The ITA currently allows corporate taxpayers to carry forward an assessed loss indefinitely with the only requirement being that it should continue to trade.  However, the Draft 2021 Bill proposed that this be restricted for tax years commencing on or after 1 April 2022 to the effect that only 80% of taxable income arising in a year can be offset by an assessed loss.

To illustrate, if Company A has an assessed loss of R2,000,000 carried forward and makes taxable income of R1,100,000 in the year then, in terms of the proposed restriction, only R880,000 (80% of R1,100,000) of that income can be offset by the assessed loss. Company A will then pay tax on R220,000 and will carry forward an assessed loss of R1,120,000 to the following tax year.

The overall aim of this proposal, being to provide some leeway for a reduction in the headline corporate tax, is generally appreciated by the tax paying public but concerns were raised that the timing of this restriction may be unfortunate as it will likely burden many businesses still trying to recover from the effects of the COVID-19 pandemic. These concerns were acknowledged, and a concession has thus been made to introduce a de minimis threshold before the restriction applies. In terms of the Final 2021 Bill then a company can offset the higher of R1,000,000 or 80% of taxable income by an assessed loss.

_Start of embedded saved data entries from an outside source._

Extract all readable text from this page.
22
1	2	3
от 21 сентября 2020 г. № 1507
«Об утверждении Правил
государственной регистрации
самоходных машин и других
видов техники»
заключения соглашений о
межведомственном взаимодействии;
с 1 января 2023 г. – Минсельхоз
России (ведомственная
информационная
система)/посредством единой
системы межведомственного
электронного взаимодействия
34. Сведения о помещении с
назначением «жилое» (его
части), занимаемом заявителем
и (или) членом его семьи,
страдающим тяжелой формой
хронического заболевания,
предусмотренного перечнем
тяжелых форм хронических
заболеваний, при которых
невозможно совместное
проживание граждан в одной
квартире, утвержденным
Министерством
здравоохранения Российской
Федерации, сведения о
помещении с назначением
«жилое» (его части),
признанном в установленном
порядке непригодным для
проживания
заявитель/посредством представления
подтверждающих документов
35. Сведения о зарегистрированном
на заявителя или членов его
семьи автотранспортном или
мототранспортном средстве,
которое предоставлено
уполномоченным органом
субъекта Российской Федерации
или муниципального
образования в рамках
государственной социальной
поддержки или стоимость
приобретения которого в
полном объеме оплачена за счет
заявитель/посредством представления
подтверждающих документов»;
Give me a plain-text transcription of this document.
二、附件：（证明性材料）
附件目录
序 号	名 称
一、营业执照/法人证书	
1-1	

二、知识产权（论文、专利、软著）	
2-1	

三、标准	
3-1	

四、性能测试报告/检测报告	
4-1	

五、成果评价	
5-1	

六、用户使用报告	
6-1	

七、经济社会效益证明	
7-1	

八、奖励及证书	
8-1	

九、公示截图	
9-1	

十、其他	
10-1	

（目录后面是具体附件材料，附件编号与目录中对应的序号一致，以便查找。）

Applying this de minimis threshold to the example above, Company A can offset the higher of R1,000,000 or R880,000 (80% of R1,100,000) by the assessed loss of R2,000,000. Company A will then pay tax on R100,000 and will carry forward an assessed loss of R1,000,000 to the following tax year.

Finally, the fact that effective date of the revised rules will ultimately be linked to the same date that a reduced headline corporate tax rate applies was again positioned as a concession here, but this was always the intention. This again implies that a reduction of South Africa’s headline corporate tax rate will not occur next year. as promised by the Minister of Finance in this year’s Budget Speech and, while this may help to settle some accounting scores regarding whether a rate change should have been applied for deferred tax purposes, South Africa’s high corporate tax rate arguably remains a deterrent for investors and out of sync with global trends.